Sara Bowen

     
Sara Bowen
New South Wales, Australia
sara@sarabowen.net
http://doubleelephant.wordpress.com


Biography

Born in the UK, Sara Bowen moved to the north coast of New South Wales, Australia, with her family in 2006 and lives on a bush block near Coffs Harbour.
An artist and printmaker, Sara works mainly with paper and slate. Recent bodies of work have included a series of prints and books relating to the annual flood cycle of the Murrumbidgee River and the development of human language. Her work is held in several public collections in Australia and Europe.

Illustrated Talk

Conversations: artists’ books from BookArtObject Edition Four
In an old classroom at Frensham School in Mittagong, New South Wales, Australia, two artists began a conversation in 2008.  Caren Florance and I talked about books and their power, about literary book groups, and about collaborative projects.  From that two-person conversation grew BookArtObject, a collective of artists making book works in response to texts.  The conversation now extends to artists living in 16 countries, responding to a book that responds to a book…

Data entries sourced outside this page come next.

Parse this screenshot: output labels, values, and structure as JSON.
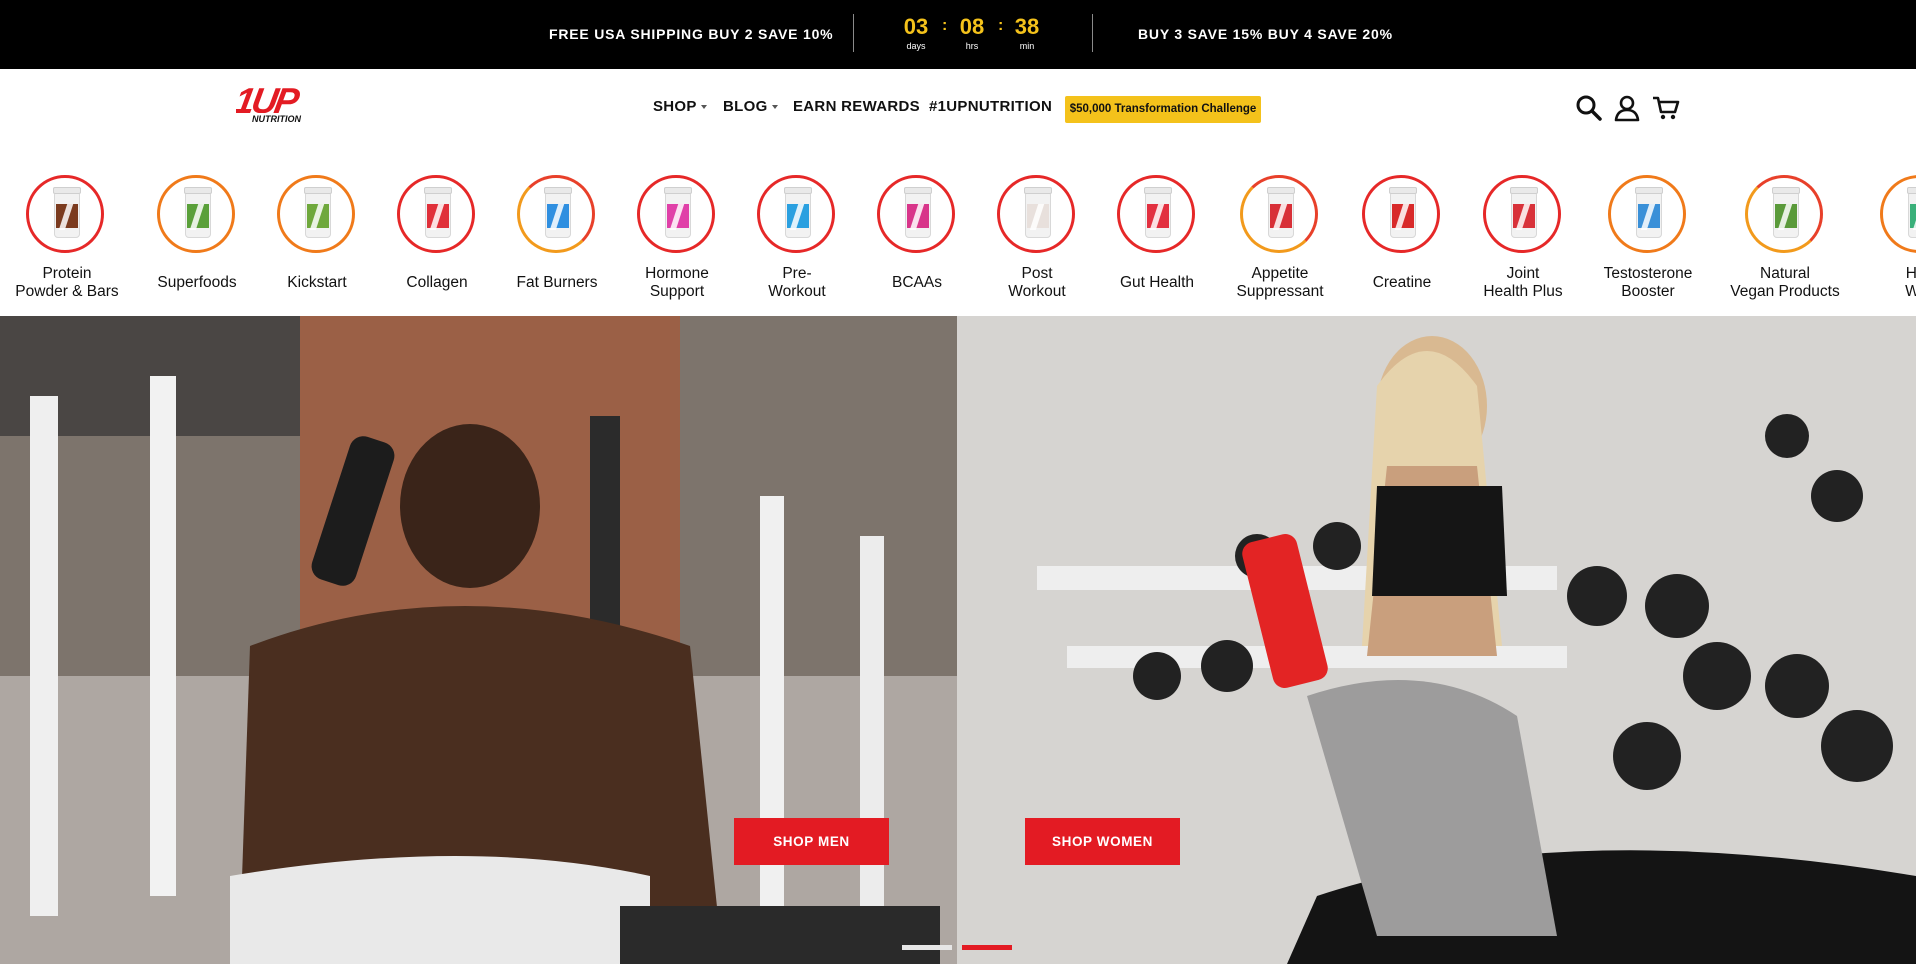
{
  "announcement": {
    "left_promo": "FREE USA SHIPPING BUY 2 SAVE 10%",
    "right_promo": "BUY 3 SAVE 15% BUY 4 SAVE 20%",
    "countdown": {
      "days": "03",
      "days_label": "days",
      "hours": "08",
      "hours_label": "hrs",
      "minutes": "38",
      "minutes_label": "min",
      "separator": ":"
    }
  },
  "header": {
    "logo_text": "1UP",
    "logo_subtext": "NUTRITION",
    "nav": {
      "shop": "SHOP",
      "blog": "BLOG",
      "earn_rewards": "EARN REWARDS",
      "hashtag": "#1UPNUTRITION"
    },
    "challenge_button": "$50,000 Transformation Challenge",
    "icons": [
      "search-icon",
      "account-icon",
      "cart-icon"
    ]
  },
  "categories": [
    {
      "label": "Protein\nPowder & Bars",
      "ring": "red",
      "tub_color": "#7b3b1f"
    },
    {
      "label": "Superfoods",
      "ring": "orange",
      "tub_color": "#5aa03a"
    },
    {
      "label": "Kickstart",
      "ring": "orange",
      "tub_color": "#6fa83c"
    },
    {
      "label": "Collagen",
      "ring": "red",
      "tub_color": "#e0303a"
    },
    {
      "label": "Fat Burners",
      "ring": "grad",
      "tub_color": "#2f8fe0"
    },
    {
      "label": "Hormone\nSupport",
      "ring": "red",
      "tub_color": "#e040a8"
    },
    {
      "label": "Pre-\nWorkout",
      "ring": "red",
      "tub_color": "#2aa0e0"
    },
    {
      "label": "BCAAs",
      "ring": "red",
      "tub_color": "#d8358a"
    },
    {
      "label": "Post\nWorkout",
      "ring": "red",
      "tub_color": "#e8e0dc"
    },
    {
      "label": "Gut Health",
      "ring": "red",
      "tub_color": "#e23040"
    },
    {
      "label": "Appetite\nSuppressant",
      "ring": "grad",
      "tub_color": "#d83038"
    },
    {
      "label": "Creatine",
      "ring": "red",
      "tub_color": "#d82a2a"
    },
    {
      "label": "Joint\nHealth Plus",
      "ring": "red",
      "tub_color": "#d8323a"
    },
    {
      "label": "Testosterone\nBooster",
      "ring": "orange",
      "tub_color": "#3a90d8"
    },
    {
      "label": "Natural\nVegan Products",
      "ring": "grad",
      "tub_color": "#5a9a3a"
    },
    {
      "label": "Hea\nWell",
      "ring": "orange",
      "tub_color": "#3ab07a"
    }
  ],
  "hero": {
    "shop_men": "SHOP MEN",
    "shop_women": "SHOP WOMEN",
    "slides": 2,
    "active_slide": 2
  },
  "colors": {
    "brand_red": "#e31b23",
    "countdown_yellow": "#f4c21b",
    "challenge_yellow": "#f4c21b"
  }
}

But what meaning does BookArtObject have?  Is it merely the companionship of shared endeavour, nurtured in the cosy confines of BookArtObject’s weblog?  Or is it validation and warmth engendered within the group?  Sure, contacts are made and comments flow as members of the collective submit their finished work for review, but I would argue that BookArtObject is more than that.  The collective is a laboratory, an ongoing examination of Lissitsky’s agenda of the viewer as an active participant in the construction of meaning and a challenge to the loaded strictures about how art should look and be looked at.  Artists’ books are radical: the apprehension of an artists’ book requires the viewer to suspend accepted particularities of aesthetic practice: the gallery wall that consecrates a painting isn’t there, nor are the fixed spatial relationships implied by a static work of sculpture.  Instead the ‘double inventiveness’ of the artists’ book creates a liminal space in which concept and structure integrate and a new conversation is possible.

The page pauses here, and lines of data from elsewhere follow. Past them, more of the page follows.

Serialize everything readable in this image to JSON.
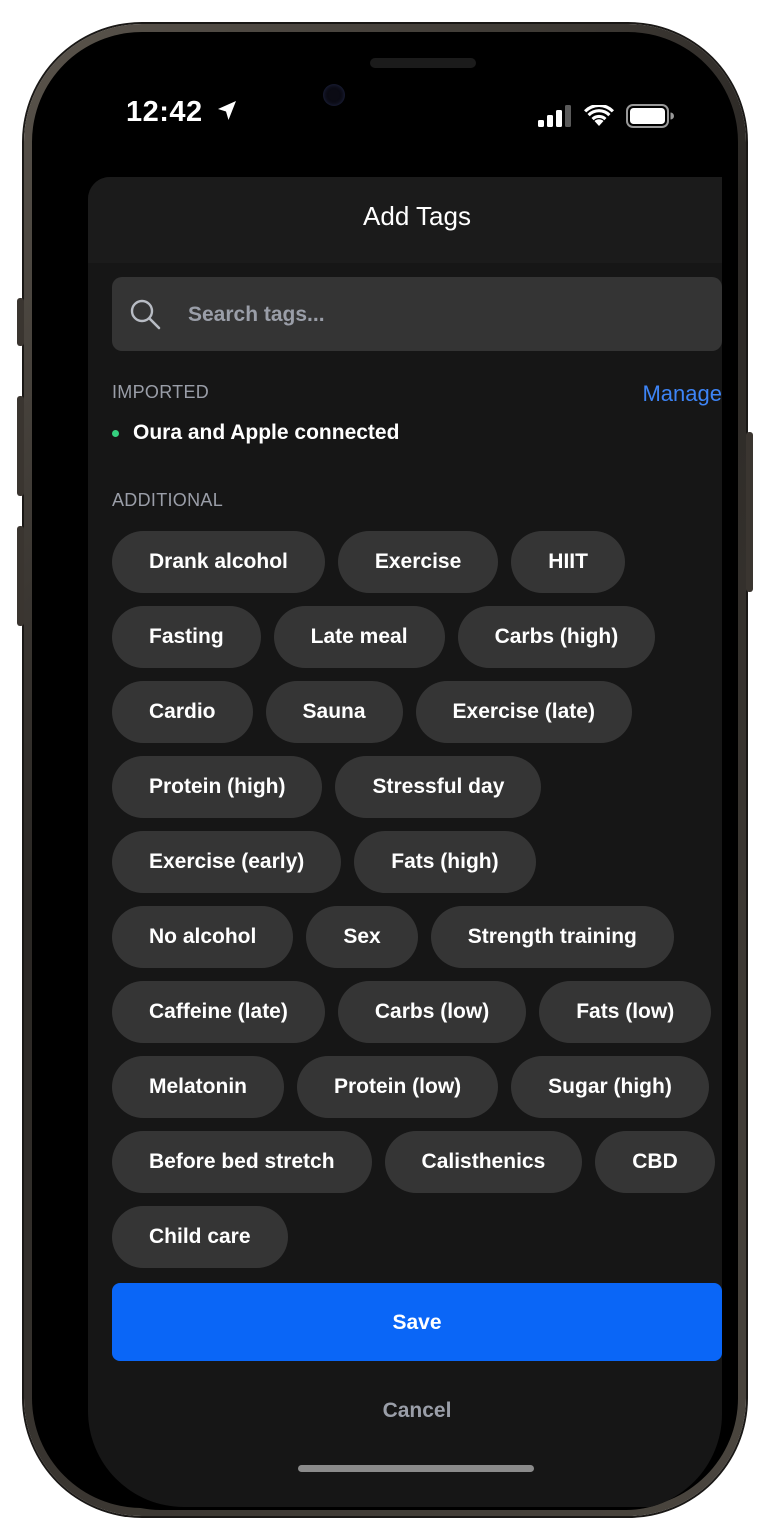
{
  "status_bar": {
    "time": "12:42",
    "icons": [
      "location-arrow-icon",
      "cellular-signal-icon",
      "wifi-icon",
      "battery-icon"
    ]
  },
  "sheet": {
    "title": "Add Tags"
  },
  "search": {
    "placeholder": "Search tags...",
    "value": "",
    "icon": "search-icon"
  },
  "imported": {
    "label": "IMPORTED",
    "manage_label": "Manage",
    "status_text": "Oura and Apple connected"
  },
  "additional": {
    "label": "ADDITIONAL",
    "tags": [
      "Drank alcohol",
      "Exercise",
      "HIIT",
      "Fasting",
      "Late meal",
      "Carbs (high)",
      "Cardio",
      "Sauna",
      "Exercise (late)",
      "Protein (high)",
      "Stressful day",
      "Exercise (early)",
      "Fats (high)",
      "No alcohol",
      "Sex",
      "Strength training",
      "Caffeine (late)",
      "Carbs (low)",
      "Fats (low)",
      "Melatonin",
      "Protein (low)",
      "Sugar (high)",
      "Before bed stretch",
      "Calisthenics",
      "CBD",
      "Child care"
    ]
  },
  "actions": {
    "save_label": "Save",
    "cancel_label": "Cancel"
  },
  "colors": {
    "accent": "#0a66f7",
    "link": "#3d84f6",
    "chip_bg": "#353535",
    "sheet_bg": "#161616",
    "connected_dot": "#35d07f"
  }
}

Looking at books from BookArtObject Edition Four, An Exercise for Kurt Johannessen, I will examine the non-linear nature of creative collaboration, and the iterative quality of artists’ books as they capture the viewer and require them to participate in the acquisition of meaning.

Open Book

In an old classroom at Frensham School in Mittagong, New South Wales, Australia, two artists began a conversation in 2008.  We talked about books and their power, about literary book groups, and about collaborative projects.  From that two-person conversation grew BookArtObject, a collective of artists making book works in response to texts, responding to a book that responds to a book…  This exhibition brings together selected work from BookArtObject Edition Four and artists’ books by Sara Bowen.